Daha devam edecekti küçük kız ama öfkeli kadın susturdu onu keskin bir el işaretiyle. Sözü artık ona vermem için beni de tehdit etti gözleriyle inceden, küçük kızdan ben de gözlerimle aman dileyen bir müsaade istedim. Neyse ki o anlayışlı çıktı. Öfkeli yetişkin aldı sazı eline:

“Ne olmalıydı küçük kız? Sonsuza kadar küçük kalacak halimiz yoktu herhalde. Büyüdükçe tabii ki her şey değişecekti. Sen hiç dilediği gibi yaşayan bir kadın gördün mü bu hayatta? Ben görmedim. Örfümüz, adetimiz, geleneğimiz, göreneğimiz var bizim. Onlara uymak zorundayız. Annemizi de babamızı da utandırmamak, bizim en önemli evlatlık vazifemiz. Tabii ki onlar ve diğer büyüklerimiz karar verecekler bizim için en iyisinin ne olduğuna. Sen böyle çıkıntılık ettikçe düzen kuramayız. Kuramıyoruz da! Ne zaman yoluna koysam hayatı, karşımda seni buluyorum. Yapma artık bunu, yoruldum… Bazen seni, istemesem de haklı bulduğum olmuyor değil ama sana uyup yola çıktığım an beni koruyanlarla sessizce inşa ettiğim binalarım çöküyor, un ufak oluyor emeklerim. Suçlu oluyorum. Dışlanıyorum. İşimde, evimde, evliliğimde sorunlar çıkarmaktan başka bir işe yaramıyorsun. Sürekli beni dürtüp vazgeçmememi, dik durmamı, net olmamı ve engelleri bir şekilde aşabileceğimi söyleyip bana gaz veriyorsun. O gazla başlıyorum yeniden ve sonra yine sorunlar çığ gibi yıkılıyor üstüme. Bir de kalkışmanın bitiminde hesap vermesi var tabii. İnsanlar soruyor durup dururken düzenimi niye bozduğumu. Ağzımın tadını bizzat kendi elimle kaçırdığımı, beni sevenleri nasıl üzdüğümü yüzüme vurmayı da ihmal etmeden. Dayanamıyorum. Çıkma artık karşıma.”

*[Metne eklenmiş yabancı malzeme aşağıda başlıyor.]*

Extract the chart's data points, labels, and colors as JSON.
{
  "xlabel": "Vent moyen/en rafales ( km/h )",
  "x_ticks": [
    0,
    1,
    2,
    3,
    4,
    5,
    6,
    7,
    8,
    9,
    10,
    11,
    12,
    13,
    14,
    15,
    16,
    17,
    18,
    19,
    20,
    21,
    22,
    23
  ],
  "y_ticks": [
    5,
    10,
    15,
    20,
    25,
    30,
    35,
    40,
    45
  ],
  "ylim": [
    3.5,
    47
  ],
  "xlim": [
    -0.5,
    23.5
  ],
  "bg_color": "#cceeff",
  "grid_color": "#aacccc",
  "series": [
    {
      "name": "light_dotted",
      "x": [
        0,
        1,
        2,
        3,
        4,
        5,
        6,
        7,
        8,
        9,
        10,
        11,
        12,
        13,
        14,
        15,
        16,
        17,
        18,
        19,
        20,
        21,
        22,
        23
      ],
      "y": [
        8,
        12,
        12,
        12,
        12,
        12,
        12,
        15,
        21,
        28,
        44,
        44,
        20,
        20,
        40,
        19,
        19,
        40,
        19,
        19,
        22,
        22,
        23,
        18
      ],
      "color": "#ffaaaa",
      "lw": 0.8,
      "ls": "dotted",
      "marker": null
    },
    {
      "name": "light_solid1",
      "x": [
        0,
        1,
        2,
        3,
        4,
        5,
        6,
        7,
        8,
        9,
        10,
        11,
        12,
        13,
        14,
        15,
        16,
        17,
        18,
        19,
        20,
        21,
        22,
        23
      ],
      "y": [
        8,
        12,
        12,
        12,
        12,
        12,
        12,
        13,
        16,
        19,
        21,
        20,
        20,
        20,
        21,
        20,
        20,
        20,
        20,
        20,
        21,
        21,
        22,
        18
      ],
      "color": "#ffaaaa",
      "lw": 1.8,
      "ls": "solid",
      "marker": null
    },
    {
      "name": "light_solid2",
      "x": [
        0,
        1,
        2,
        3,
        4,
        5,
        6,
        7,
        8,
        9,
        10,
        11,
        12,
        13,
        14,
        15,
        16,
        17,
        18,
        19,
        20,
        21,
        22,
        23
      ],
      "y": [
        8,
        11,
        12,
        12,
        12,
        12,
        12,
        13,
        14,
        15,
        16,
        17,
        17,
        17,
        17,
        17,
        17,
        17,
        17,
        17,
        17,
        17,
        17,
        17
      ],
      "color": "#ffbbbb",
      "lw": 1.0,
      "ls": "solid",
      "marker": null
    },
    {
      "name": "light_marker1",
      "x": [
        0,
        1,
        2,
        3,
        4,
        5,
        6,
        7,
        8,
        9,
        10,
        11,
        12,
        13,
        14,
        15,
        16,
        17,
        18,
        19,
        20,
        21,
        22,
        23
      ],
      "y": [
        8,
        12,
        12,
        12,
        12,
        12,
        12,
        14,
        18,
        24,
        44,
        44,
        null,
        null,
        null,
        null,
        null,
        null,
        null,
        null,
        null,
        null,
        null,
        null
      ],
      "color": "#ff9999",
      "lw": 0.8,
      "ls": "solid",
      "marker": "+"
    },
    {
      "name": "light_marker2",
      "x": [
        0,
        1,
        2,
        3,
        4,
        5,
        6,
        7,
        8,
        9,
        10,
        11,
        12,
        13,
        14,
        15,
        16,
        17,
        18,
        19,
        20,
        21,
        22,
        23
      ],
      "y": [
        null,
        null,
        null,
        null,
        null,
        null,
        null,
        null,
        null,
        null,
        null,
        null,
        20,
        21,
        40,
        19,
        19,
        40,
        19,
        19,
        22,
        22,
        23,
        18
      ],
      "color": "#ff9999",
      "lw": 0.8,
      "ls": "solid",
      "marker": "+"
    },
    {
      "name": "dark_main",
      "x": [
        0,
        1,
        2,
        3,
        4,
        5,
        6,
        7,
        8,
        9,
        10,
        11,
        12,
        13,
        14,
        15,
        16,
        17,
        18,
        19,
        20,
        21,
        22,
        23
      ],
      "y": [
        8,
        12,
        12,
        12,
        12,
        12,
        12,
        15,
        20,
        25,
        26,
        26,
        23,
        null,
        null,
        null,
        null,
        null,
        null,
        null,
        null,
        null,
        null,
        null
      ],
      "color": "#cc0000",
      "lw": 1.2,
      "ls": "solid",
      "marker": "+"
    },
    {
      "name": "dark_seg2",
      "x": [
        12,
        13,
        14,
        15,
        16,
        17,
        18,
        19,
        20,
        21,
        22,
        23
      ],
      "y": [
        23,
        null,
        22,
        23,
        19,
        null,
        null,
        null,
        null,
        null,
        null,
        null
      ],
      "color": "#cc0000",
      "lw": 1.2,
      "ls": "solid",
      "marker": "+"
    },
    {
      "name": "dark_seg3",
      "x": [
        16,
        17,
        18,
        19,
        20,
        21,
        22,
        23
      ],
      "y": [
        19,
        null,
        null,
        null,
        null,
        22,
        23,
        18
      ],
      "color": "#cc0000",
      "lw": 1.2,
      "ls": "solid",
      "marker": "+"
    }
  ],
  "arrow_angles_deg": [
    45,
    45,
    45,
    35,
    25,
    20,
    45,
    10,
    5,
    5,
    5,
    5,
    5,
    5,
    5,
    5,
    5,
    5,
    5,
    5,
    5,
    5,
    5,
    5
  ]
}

Küçük kız atıldı: “Kal o halde böyle ama her gün ağlama ben nerede yanlış yapıyorum, neden mutsuzum diye.”

Öfkeli tarafım sustu. Ağlamaya başladı için için. Küçük kızı dinlememi salık veren sakin ve bilge tarafım gidip gözyaşlarını sildi ve kibarca benden söz istedi. Peki, dedim. Sıra sende.

“Sizi anlıyorum ve ayrıştığınız konuya bir ışık tutmak üzere görevli olduğumu biliyorum. Sesimi her gün duymazsınız, sizin gibi olamam ben. Çok konuşmayı sevmem, boş konuşmaktansa imtina ederim. Bolca okur, çokça düşünür, gerektiği kadar sorgularım. Ustaların bilgi ve deneyimlerine çeviririm yüzümü. Sonra onları alır kendi yaşantılarımla birleştiririm. Özenle özüme katar, karar; öyle hareket ederim. Dışarıyla içerinin harmanı doğruya ulaştırır beni. Şimdi dinleyin bakalım, heybemde sizin için benim adıma konuşacak biri var. Kimdir söyleyeyim. Bell Hooks’tur adı. Fazlaca kafa yormuşluğu vardır hem kadının hem erkeğin derdine, bir kulak verelim, bakalım neler diyecek bize: ‘Sonsuza kadar kız çocuğu olarak kalmak istiyorduk. Kız çocuğu olarak gücümüzün varlığını hissediyorduk. Güçlü ve amansızdık, kendimizden emindik. Genç kadınlığın sularına adım atar atmaz bir şekilde güçten düşüyorduk. Günümüzde kız çocukluğuna dair etkileyici araştırmalar yapılıyor. Bu araştırmalar genç kızların, genel kabul gören kadınlık anlayışlarına uymaya teşvik eden yıkıcı cinsiyetçi mesajlar almaya başlayana kadar genelde kendilerini güçlü, cesur ve oldukça yaratıcı hissettiklerini onaylıyor. Uyum sağlamaları için güçlerinden vazgeçmeleri gerekiyor.’

Sen, öfkeli kadın; suçlu değilsin ama haklı da sayılmazsın. Evet, zorlayıcı bir yetişkin yığınıyla karşı karşıya geldin. Kızdın olmadı, küstün olmadı ve nihayetinde uyum sağlamak için vazgeçtin kendinden ve yeteneklerinden. Bir tercih yaptın sadece fakat günün sonunda ne seçtiğinle mutabık oldun ne de reddettiğine güç yetirebildin.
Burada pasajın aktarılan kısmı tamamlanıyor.